Back in CB I decided to take Puck, Frank, Edgar AND Bandit out for a hike. Their humans were all traveling. Alexis pointed out that I was brave. This reminded me of my Grandpa’s saying: “there is a fine line between brave and stupid”.

It was great. I didn’t lose anyone (phew!). And we had so much fun.

Puck, Frank and Bandit are like 3 teenagers. Here’s what usually happens:

Bandit decides she wants to be chased and takes off (she is fast).

Puck gives chase (he is not fast, but he IS determined).

Frank, who is usually off exploring somewhere, sees the action and is quickly in on the game (he is just as fast as Bandit).

They race round and round, whoever is in the lead (Bandit or Frank) trying to trick the others.

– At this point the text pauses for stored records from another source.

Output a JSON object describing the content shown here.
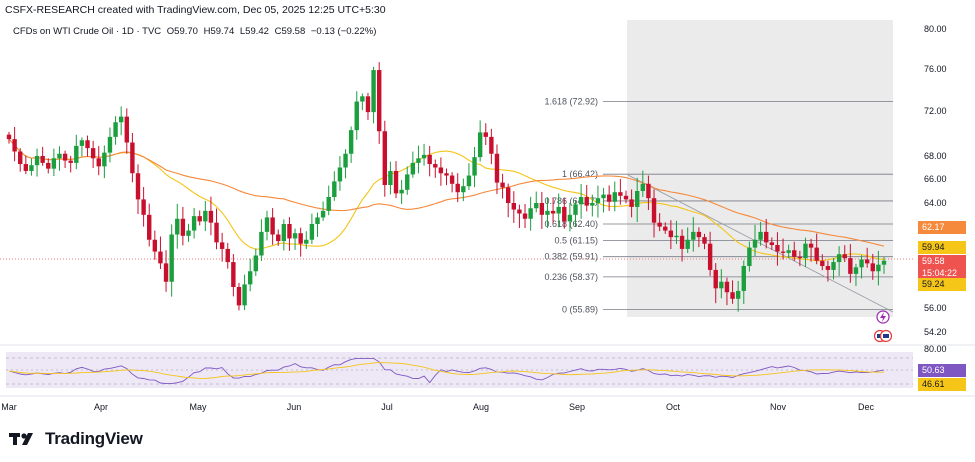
{
  "header": {
    "title": "CSFX-RESEARCH created with TradingView.com, Dec 05, 2025 12:25 UTC+5:30"
  },
  "symbol": {
    "name": "CFDs on WTI Crude Oil · 1D · TVC",
    "open": "O59.70",
    "high": "H59.74",
    "low": "L59.42",
    "close": "C59.58",
    "change": "−0.13 (−0.22%)"
  },
  "brand": {
    "name": "TradingView"
  },
  "colors": {
    "bull": "#26a69a",
    "bear": "#ef5350",
    "bull_candle": "#1b9e3e",
    "bear_candle": "#c8102e",
    "ma_fast": "#f5c518",
    "ma_slow": "#f5893c",
    "rsi": "#7e57c2",
    "rsi_ma": "#f5c518",
    "fib": "#787b86"
  },
  "price_tags": {
    "ma_slow": "62.17",
    "ma_fast_upper": "59.94",
    "last_price": "59.58",
    "countdown": "15:04:22",
    "ma_fast_lower": "59.24",
    "rsi": "50.63",
    "rsi_ma": "46.61"
  },
  "chart_data": {
    "type": "candlestick",
    "y_axis_ticks": [
      "80.00",
      "76.00",
      "72.00",
      "68.00",
      "66.00",
      "64.00",
      "56.00",
      "54.20"
    ],
    "y_range": [
      53.5,
      80.5
    ],
    "x_axis_labels": [
      "Mar",
      "Apr",
      "May",
      "Jun",
      "Jul",
      "Aug",
      "Sep",
      "Oct",
      "Nov",
      "Dec"
    ],
    "fibonacci": [
      {
        "label": "1.618 (72.92)",
        "value": 72.92
      },
      {
        "label": "1 (66.42)",
        "value": 66.42
      },
      {
        "label": "0.786 (64.17)",
        "value": 64.17
      },
      {
        "label": "0.618 (62.40)",
        "value": 62.4
      },
      {
        "label": "0.5 (61.15)",
        "value": 61.15
      },
      {
        "label": "0.382 (59.91)",
        "value": 59.91
      },
      {
        "label": "0.236 (58.37)",
        "value": 58.37
      },
      {
        "label": "0 (55.89)",
        "value": 55.89
      }
    ],
    "candles_close": [
      69.5,
      68.4,
      67.3,
      66.7,
      67.2,
      68.0,
      67.4,
      66.9,
      67.8,
      68.2,
      67.6,
      67.4,
      68.9,
      69.4,
      68.7,
      67.8,
      67.1,
      68.3,
      69.7,
      71.0,
      71.5,
      69.2,
      66.5,
      64.3,
      63.1,
      61.2,
      60.3,
      59.4,
      58.0,
      61.6,
      62.8,
      61.5,
      61.9,
      63.0,
      62.6,
      63.4,
      62.5,
      61.0,
      60.5,
      59.5,
      57.6,
      56.2,
      57.8,
      58.8,
      60.0,
      61.8,
      62.9,
      61.6,
      61.1,
      62.4,
      61.3,
      61.7,
      60.9,
      61.2,
      62.4,
      62.9,
      63.4,
      64.5,
      65.8,
      67.0,
      68.2,
      70.3,
      72.9,
      73.4,
      71.9,
      75.9,
      70.2,
      65.5,
      66.7,
      64.8,
      65.1,
      66.4,
      67.4,
      67.8,
      68.1,
      67.3,
      67.0,
      66.5,
      66.3,
      65.6,
      64.9,
      65.4,
      66.3,
      67.9,
      70.1,
      69.7,
      68.2,
      65.7,
      65.3,
      64.0,
      63.5,
      63.2,
      62.8,
      63.6,
      64.0,
      63.1,
      63.4,
      63.2,
      63.7,
      62.6,
      63.1,
      63.9,
      64.5,
      63.8,
      64.0,
      64.4,
      64.7,
      64.1,
      64.9,
      64.6,
      64.3,
      63.7,
      65.0,
      65.6,
      64.4,
      62.5,
      62.2,
      61.9,
      61.4,
      61.5,
      60.5,
      61.2,
      61.8,
      61.4,
      60.9,
      58.9,
      57.5,
      58.0,
      57.2,
      56.7,
      57.3,
      59.2,
      60.6,
      61.2,
      61.8,
      61.0,
      60.8,
      60.3,
      60.2,
      60.4,
      59.9,
      59.8,
      60.9,
      60.6,
      59.6,
      59.2,
      58.9,
      59.5,
      60.1,
      59.8,
      58.6,
      59.1,
      59.7,
      59.4,
      58.8,
      59.3,
      59.6
    ]
  }
}
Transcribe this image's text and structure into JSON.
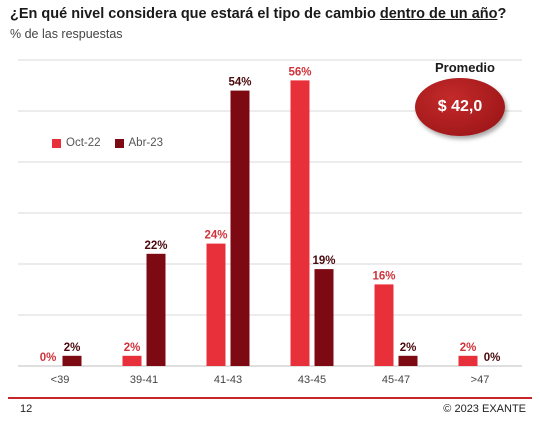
{
  "title": {
    "prefix": "¿En qué nivel considera que estará el tipo de cambio ",
    "underlined": "dentro de un año",
    "suffix": "?"
  },
  "subtitle": "% de las respuestas",
  "promedio": {
    "label": "Promedio",
    "value": "$ 42,0"
  },
  "footer": {
    "page": "12",
    "copyright": "© 2023 EXANTE"
  },
  "colors": {
    "oct22": "#e8303a",
    "abr23": "#7d0a12",
    "grid": "#d9d9d9",
    "accent": "#c7242c"
  },
  "chart_data": {
    "type": "bar",
    "categories": [
      "<39",
      "39-41",
      "41-43",
      "43-45",
      "45-47",
      ">47"
    ],
    "series": [
      {
        "name": "Oct-22",
        "values": [
          0,
          2,
          24,
          56,
          16,
          2
        ],
        "labels": [
          "0%",
          "2%",
          "24%",
          "56%",
          "16%",
          "2%"
        ]
      },
      {
        "name": "Abr-23",
        "values": [
          2,
          22,
          54,
          19,
          2,
          0
        ],
        "labels": [
          "2%",
          "22%",
          "54%",
          "19%",
          "2%",
          "0%"
        ]
      }
    ],
    "ylim": [
      0,
      60
    ],
    "grid": true,
    "legend": "top-left"
  }
}
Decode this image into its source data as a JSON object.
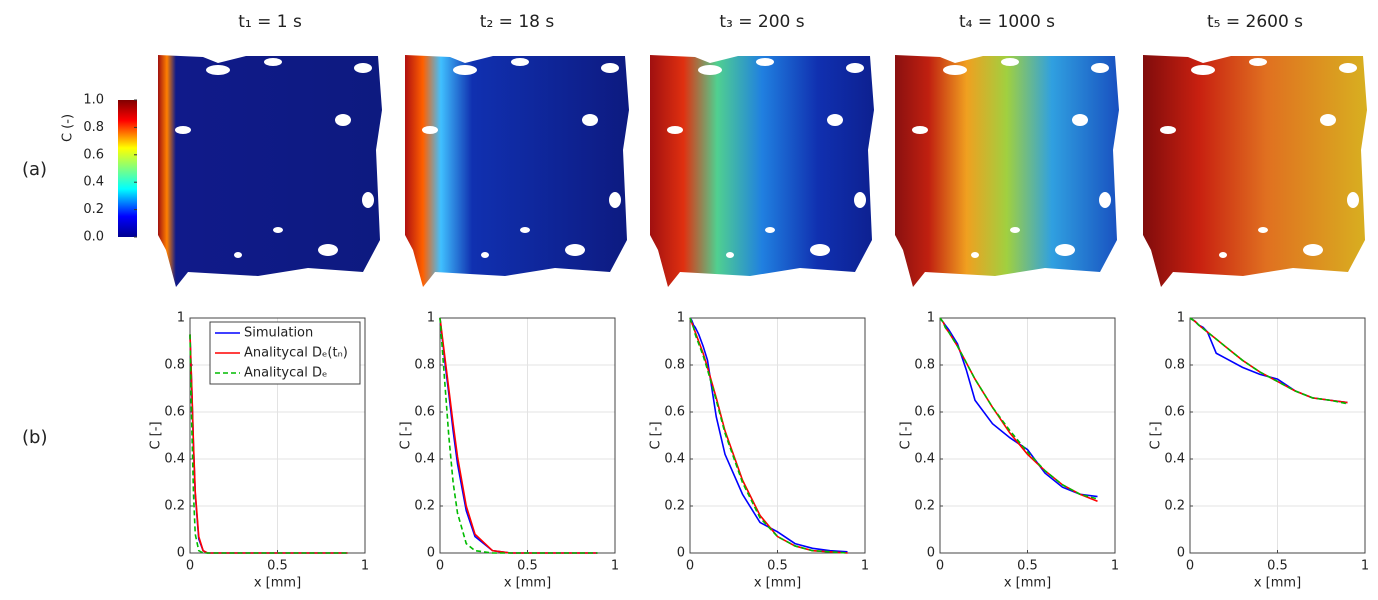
{
  "panel_labels": [
    "(a)",
    "(b)"
  ],
  "colorbar": {
    "label": "C (-)",
    "lim": [
      0,
      1
    ],
    "ticks": [
      {
        "value": 0,
        "label": "0.0"
      },
      {
        "value": 0.2,
        "label": "0.2"
      },
      {
        "value": 0.4,
        "label": "0.4"
      },
      {
        "value": 0.6,
        "label": "0.6"
      },
      {
        "value": 0.8,
        "label": "0.8"
      },
      {
        "value": 1,
        "label": "1.0"
      }
    ]
  },
  "snapshots": [
    {
      "title": "t₁ = 1 s"
    },
    {
      "title": "t₂ = 18 s"
    },
    {
      "title": "t₃ =  200 s"
    },
    {
      "title": "t₄ =  1000 s"
    },
    {
      "title": "t₅ = 2600 s"
    }
  ],
  "chart_data": [
    {
      "type": "line",
      "xlabel": "x [mm]",
      "ylabel": "C [-]",
      "xlim": [
        0,
        1
      ],
      "ylim": [
        0,
        1
      ],
      "xticks": [
        0,
        0.5,
        1
      ],
      "yticks": [
        0,
        0.2,
        0.4,
        0.6,
        0.8,
        1
      ],
      "grid": true,
      "legend": "upper right",
      "x": [
        0,
        0.01,
        0.02,
        0.03,
        0.05,
        0.075,
        0.1,
        0.15,
        0.2,
        0.3,
        0.4,
        0.5,
        0.6,
        0.7,
        0.8,
        0.9
      ],
      "series": [
        {
          "name": "Simulation",
          "color": "#0000ff",
          "dash": false,
          "values": [
            0.93,
            0.7,
            0.45,
            0.25,
            0.06,
            0.01,
            0,
            0,
            0,
            0,
            0,
            0,
            0,
            0,
            0,
            0
          ]
        },
        {
          "name": "Analitycal  Dₑ(tₙ)",
          "color": "#ff0000",
          "dash": false,
          "values": [
            0.93,
            0.71,
            0.46,
            0.26,
            0.07,
            0.01,
            0,
            0,
            0,
            0,
            0,
            0,
            0,
            0,
            0,
            0
          ]
        },
        {
          "name": "Analitycal  Dₑ",
          "color": "#00bb00",
          "dash": true,
          "values": [
            0.93,
            0.55,
            0.25,
            0.08,
            0.01,
            0,
            0,
            0,
            0,
            0,
            0,
            0,
            0,
            0,
            0,
            0
          ]
        }
      ]
    },
    {
      "type": "line",
      "xlabel": "x [mm]",
      "ylabel": "C [-]",
      "xlim": [
        0,
        1
      ],
      "ylim": [
        0,
        1
      ],
      "xticks": [
        0,
        0.5,
        1
      ],
      "yticks": [
        0,
        0.2,
        0.4,
        0.6,
        0.8,
        1
      ],
      "grid": true,
      "x": [
        0,
        0.01,
        0.02,
        0.03,
        0.05,
        0.075,
        0.1,
        0.15,
        0.2,
        0.3,
        0.4,
        0.5,
        0.6,
        0.7,
        0.8,
        0.9
      ],
      "series": [
        {
          "color": "#0000ff",
          "dash": false,
          "values": [
            1,
            0.93,
            0.87,
            0.8,
            0.68,
            0.52,
            0.38,
            0.18,
            0.07,
            0.01,
            0,
            0,
            0,
            0,
            0,
            0
          ]
        },
        {
          "color": "#ff0000",
          "dash": false,
          "values": [
            1,
            0.94,
            0.88,
            0.82,
            0.7,
            0.55,
            0.41,
            0.2,
            0.08,
            0.01,
            0,
            0,
            0,
            0,
            0,
            0
          ]
        },
        {
          "color": "#00bb00",
          "dash": true,
          "values": [
            1,
            0.9,
            0.8,
            0.7,
            0.5,
            0.3,
            0.17,
            0.04,
            0.01,
            0,
            0,
            0,
            0,
            0,
            0,
            0
          ]
        }
      ]
    },
    {
      "type": "line",
      "xlabel": "x [mm]",
      "ylabel": "C [-]",
      "xlim": [
        0,
        1
      ],
      "ylim": [
        0,
        1
      ],
      "xticks": [
        0,
        0.5,
        1
      ],
      "yticks": [
        0,
        0.2,
        0.4,
        0.6,
        0.8,
        1
      ],
      "grid": true,
      "x": [
        0,
        0.01,
        0.02,
        0.03,
        0.05,
        0.075,
        0.1,
        0.15,
        0.2,
        0.3,
        0.4,
        0.5,
        0.6,
        0.7,
        0.8,
        0.9
      ],
      "series": [
        {
          "color": "#0000ff",
          "dash": false,
          "values": [
            1,
            0.99,
            0.97,
            0.96,
            0.93,
            0.88,
            0.82,
            0.58,
            0.42,
            0.25,
            0.13,
            0.09,
            0.04,
            0.02,
            0.01,
            0.005
          ]
        },
        {
          "color": "#ff0000",
          "dash": false,
          "values": [
            1,
            0.98,
            0.96,
            0.94,
            0.9,
            0.85,
            0.79,
            0.66,
            0.52,
            0.31,
            0.16,
            0.07,
            0.03,
            0.01,
            0.005,
            0
          ]
        },
        {
          "color": "#00bb00",
          "dash": true,
          "values": [
            1,
            0.98,
            0.96,
            0.93,
            0.89,
            0.84,
            0.78,
            0.65,
            0.51,
            0.3,
            0.15,
            0.07,
            0.03,
            0.01,
            0.005,
            0
          ]
        }
      ]
    },
    {
      "type": "line",
      "xlabel": "x [mm]",
      "ylabel": "C [-]",
      "xlim": [
        0,
        1
      ],
      "ylim": [
        0,
        1
      ],
      "xticks": [
        0,
        0.5,
        1
      ],
      "yticks": [
        0,
        0.2,
        0.4,
        0.6,
        0.8,
        1
      ],
      "grid": true,
      "x": [
        0,
        0.01,
        0.02,
        0.03,
        0.05,
        0.075,
        0.1,
        0.15,
        0.2,
        0.3,
        0.4,
        0.5,
        0.6,
        0.7,
        0.8,
        0.9
      ],
      "series": [
        {
          "color": "#0000ff",
          "dash": false,
          "values": [
            1,
            0.99,
            0.98,
            0.97,
            0.95,
            0.92,
            0.89,
            0.78,
            0.65,
            0.55,
            0.49,
            0.44,
            0.34,
            0.28,
            0.25,
            0.24
          ]
        },
        {
          "color": "#ff0000",
          "dash": false,
          "values": [
            1,
            0.99,
            0.98,
            0.96,
            0.94,
            0.91,
            0.88,
            0.81,
            0.74,
            0.62,
            0.51,
            0.42,
            0.35,
            0.29,
            0.25,
            0.22
          ]
        },
        {
          "color": "#00bb00",
          "dash": true,
          "values": [
            1,
            0.99,
            0.98,
            0.96,
            0.94,
            0.91,
            0.88,
            0.81,
            0.74,
            0.62,
            0.52,
            0.43,
            0.35,
            0.29,
            0.25,
            0.23
          ]
        }
      ]
    },
    {
      "type": "line",
      "xlabel": "x [mm]",
      "ylabel": "C [-]",
      "xlim": [
        0,
        1
      ],
      "ylim": [
        0,
        1
      ],
      "xticks": [
        0,
        0.5,
        1
      ],
      "yticks": [
        0,
        0.2,
        0.4,
        0.6,
        0.8,
        1
      ],
      "grid": true,
      "x": [
        0,
        0.01,
        0.02,
        0.03,
        0.05,
        0.075,
        0.1,
        0.15,
        0.2,
        0.3,
        0.4,
        0.5,
        0.6,
        0.7,
        0.8,
        0.9
      ],
      "series": [
        {
          "color": "#0000ff",
          "dash": false,
          "values": [
            1,
            0.995,
            0.99,
            0.985,
            0.97,
            0.96,
            0.94,
            0.85,
            0.83,
            0.79,
            0.76,
            0.74,
            0.69,
            0.66,
            0.65,
            0.64
          ]
        },
        {
          "color": "#ff0000",
          "dash": false,
          "values": [
            1,
            0.995,
            0.99,
            0.985,
            0.97,
            0.955,
            0.94,
            0.91,
            0.88,
            0.82,
            0.77,
            0.73,
            0.69,
            0.66,
            0.65,
            0.64
          ]
        },
        {
          "color": "#00bb00",
          "dash": true,
          "values": [
            1,
            0.995,
            0.99,
            0.985,
            0.97,
            0.955,
            0.94,
            0.91,
            0.88,
            0.82,
            0.77,
            0.73,
            0.69,
            0.66,
            0.65,
            0.635
          ]
        }
      ]
    }
  ]
}
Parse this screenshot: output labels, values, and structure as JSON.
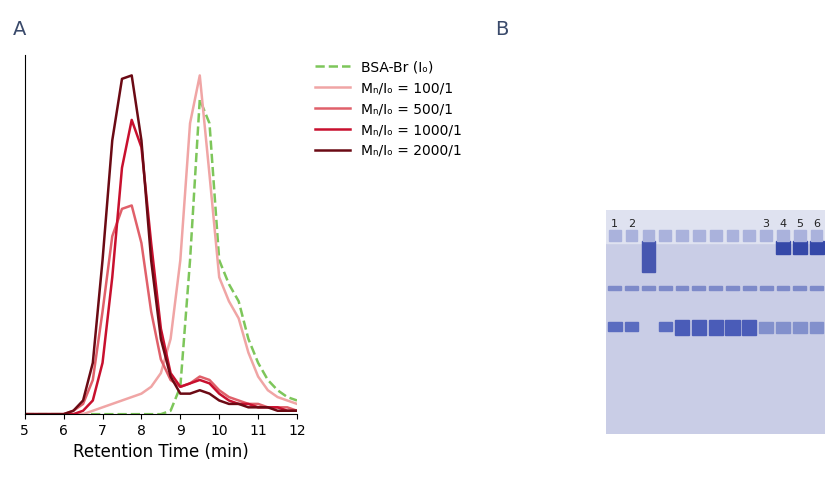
{
  "panel_labels": [
    "A",
    "B"
  ],
  "chart_data": {
    "type": "line",
    "x_label": "Retention Time (min)",
    "x": [
      5,
      5.25,
      5.5,
      5.75,
      6,
      6.25,
      6.5,
      6.75,
      7,
      7.25,
      7.5,
      7.75,
      8,
      8.25,
      8.5,
      8.75,
      9,
      9.25,
      9.5,
      9.75,
      10,
      10.25,
      10.5,
      10.75,
      11,
      11.25,
      11.5,
      11.75,
      12
    ],
    "xlim": [
      5,
      12
    ],
    "xticks": [
      5,
      6,
      7,
      8,
      9,
      10,
      11,
      12
    ],
    "ylim": [
      0,
      1.05
    ],
    "yticks": [],
    "tick_labels": "x",
    "legend": "upper left",
    "series": [
      {
        "name": "BSA-Br (Iₒ)",
        "color": "#7dc65a",
        "line_style": "dashed",
        "values": [
          0,
          0,
          0,
          0,
          0,
          0,
          0,
          0,
          0,
          0,
          0,
          0,
          0,
          0,
          0,
          0.01,
          0.08,
          0.45,
          0.92,
          0.85,
          0.45,
          0.38,
          0.33,
          0.22,
          0.15,
          0.1,
          0.07,
          0.05,
          0.04
        ]
      },
      {
        "name": "Mₙ/Iₒ = 100/1",
        "color": "#f0a5a5",
        "line_style": "solid",
        "values": [
          0,
          0,
          0,
          0,
          0,
          0,
          0,
          0.01,
          0.02,
          0.03,
          0.04,
          0.05,
          0.06,
          0.08,
          0.12,
          0.22,
          0.45,
          0.85,
          0.99,
          0.7,
          0.4,
          0.33,
          0.28,
          0.18,
          0.11,
          0.07,
          0.05,
          0.04,
          0.03
        ]
      },
      {
        "name": "Mₙ/Iₒ = 500/1",
        "color": "#e0606a",
        "line_style": "solid",
        "values": [
          0,
          0,
          0,
          0,
          0,
          0.01,
          0.03,
          0.1,
          0.3,
          0.52,
          0.6,
          0.61,
          0.5,
          0.3,
          0.16,
          0.1,
          0.08,
          0.09,
          0.11,
          0.1,
          0.07,
          0.05,
          0.04,
          0.03,
          0.03,
          0.02,
          0.02,
          0.02,
          0.01
        ]
      },
      {
        "name": "Mₙ/Iₒ = 1000/1",
        "color": "#c8102e",
        "line_style": "solid",
        "values": [
          0,
          0,
          0,
          0,
          0,
          0,
          0.01,
          0.04,
          0.15,
          0.4,
          0.72,
          0.86,
          0.78,
          0.5,
          0.25,
          0.12,
          0.08,
          0.09,
          0.1,
          0.09,
          0.06,
          0.04,
          0.03,
          0.03,
          0.02,
          0.02,
          0.02,
          0.01,
          0.01
        ]
      },
      {
        "name": "Mₙ/Iₒ = 2000/1",
        "color": "#6b0a14",
        "line_style": "solid",
        "values": [
          0,
          0,
          0,
          0,
          0,
          0.01,
          0.04,
          0.15,
          0.45,
          0.8,
          0.98,
          0.99,
          0.8,
          0.45,
          0.22,
          0.11,
          0.06,
          0.06,
          0.07,
          0.06,
          0.04,
          0.03,
          0.03,
          0.02,
          0.02,
          0.02,
          0.01,
          0.01,
          0.01
        ]
      }
    ]
  },
  "gel": {
    "lane_labels": [
      "1",
      "2",
      "3",
      "4",
      "5",
      "6"
    ]
  }
}
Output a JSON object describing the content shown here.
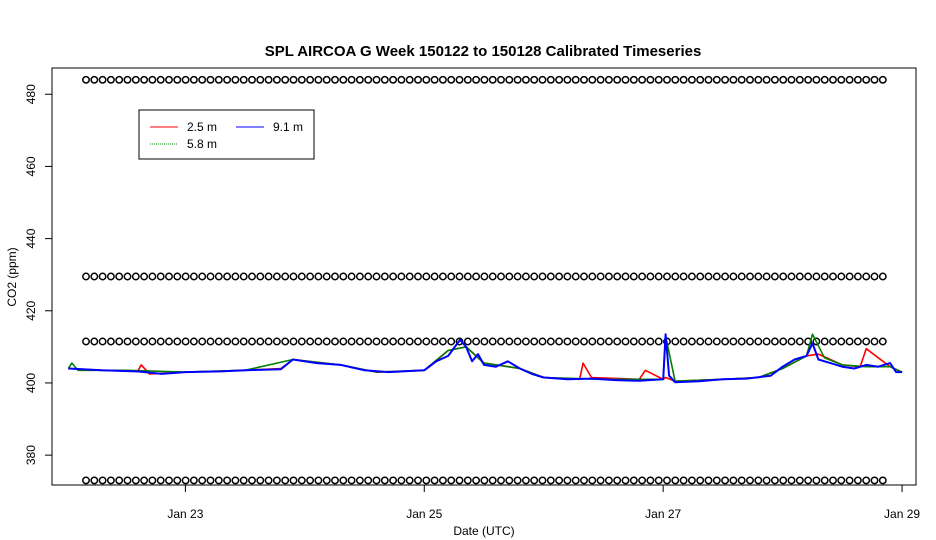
{
  "chart_data": {
    "type": "line",
    "title": "SPL AIRCOA G  Week 150122 to 150128  Calibrated Timeseries",
    "xlabel": "Date (UTC)",
    "ylabel": "CO2 (ppm)",
    "x_ticks": [
      "Jan 23",
      "Jan 25",
      "Jan 27",
      "Jan 29"
    ],
    "x_tick_days": [
      23,
      25,
      27,
      29
    ],
    "xlim_days": [
      21.9,
      29.1
    ],
    "y_ticks": [
      380,
      400,
      420,
      440,
      460,
      480
    ],
    "ylim": [
      372,
      487
    ],
    "grid": false,
    "legend_position": "top-left",
    "series": [
      {
        "name": "2.5 m",
        "color": "#ff0000",
        "x_days": [
          22.02,
          22.3,
          22.6,
          22.63,
          22.7,
          23.0,
          23.5,
          23.8,
          23.9,
          24.3,
          24.6,
          25.0,
          25.2,
          25.35,
          25.5,
          25.8,
          26.0,
          26.3,
          26.33,
          26.4,
          26.8,
          26.85,
          27.0,
          27.02,
          27.1,
          27.5,
          27.8,
          28.0,
          28.2,
          28.3,
          28.5,
          28.65,
          28.7,
          28.9,
          29.0
        ],
        "values": [
          404,
          403.5,
          403.2,
          405,
          402.5,
          403,
          403.5,
          404,
          406.5,
          405,
          403,
          403.5,
          409,
          410,
          405.5,
          404,
          401.5,
          401,
          405.5,
          401.5,
          401,
          403.5,
          401,
          401.5,
          400.5,
          401,
          401.5,
          404,
          407.5,
          408,
          405,
          404.5,
          409.5,
          404.5,
          403
        ]
      },
      {
        "name": "5.8 m",
        "color": "#008000",
        "x_days": [
          22.02,
          22.05,
          22.1,
          22.5,
          23.0,
          23.5,
          23.9,
          24.3,
          24.6,
          25.0,
          25.2,
          25.35,
          25.5,
          25.8,
          26.0,
          26.5,
          26.8,
          27.0,
          27.02,
          27.1,
          27.5,
          27.8,
          28.0,
          28.2,
          28.25,
          28.35,
          28.5,
          28.7,
          28.9,
          29.0
        ],
        "values": [
          404,
          405.5,
          403.5,
          403.5,
          403,
          403.5,
          406.5,
          405,
          403,
          403.5,
          409,
          410,
          405.5,
          404,
          401.5,
          401,
          401,
          401,
          413,
          400.5,
          401,
          401.5,
          404,
          407.5,
          413.5,
          407,
          405,
          404.5,
          404.5,
          403
        ]
      },
      {
        "name": "9.1 m",
        "color": "#0000ff",
        "x_days": [
          22.02,
          22.3,
          22.6,
          22.8,
          23.0,
          23.3,
          23.5,
          23.8,
          23.9,
          24.1,
          24.3,
          24.5,
          24.7,
          25.0,
          25.1,
          25.2,
          25.3,
          25.35,
          25.4,
          25.45,
          25.5,
          25.6,
          25.7,
          25.8,
          25.9,
          26.0,
          26.2,
          26.4,
          26.6,
          26.8,
          27.0,
          27.02,
          27.05,
          27.1,
          27.3,
          27.5,
          27.7,
          27.9,
          28.0,
          28.1,
          28.2,
          28.25,
          28.3,
          28.4,
          28.5,
          28.6,
          28.7,
          28.8,
          28.9,
          28.95,
          29.0
        ],
        "values": [
          404,
          403.5,
          403.2,
          402.5,
          403,
          403.2,
          403.5,
          403.8,
          406.5,
          405.5,
          405,
          403.5,
          403,
          403.5,
          406,
          407.5,
          412,
          410,
          406,
          408,
          405,
          404.5,
          406,
          404,
          402.5,
          401.5,
          401,
          401.2,
          400.8,
          400.6,
          401,
          413.5,
          402,
          400.2,
          400.5,
          401,
          401.2,
          402,
          404.5,
          406.5,
          407.5,
          411,
          406.5,
          405.5,
          404.5,
          404,
          405,
          404.5,
          405.5,
          403,
          403
        ]
      }
    ],
    "flag_rows": {
      "marker": "o",
      "color": "#000000",
      "y_values": [
        484,
        429.5,
        411.5,
        373
      ]
    }
  }
}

Then one of them stops abruptly, and they all crash into each other. Ineffective snarling and baring of teeth ensues. I have learned to just let them sort it out. Occasionally someone can’t let go (ok, it is usually Puck) and I have to separate the three of them with treats. Then they are all friends again.

The kids taking a break

Edgar is the wise old man of the bunch. He usually trots close to me just in case I put my hand in the treat pocket.

Having Puck and his buddies has been really wonderful for me. I may have mentioned that I don’t really love to walk for the sake of walking. But with the dogs in tow, it gives me a reason to be out there.

Being surrounded by a bunch of crazy canines makes any day better.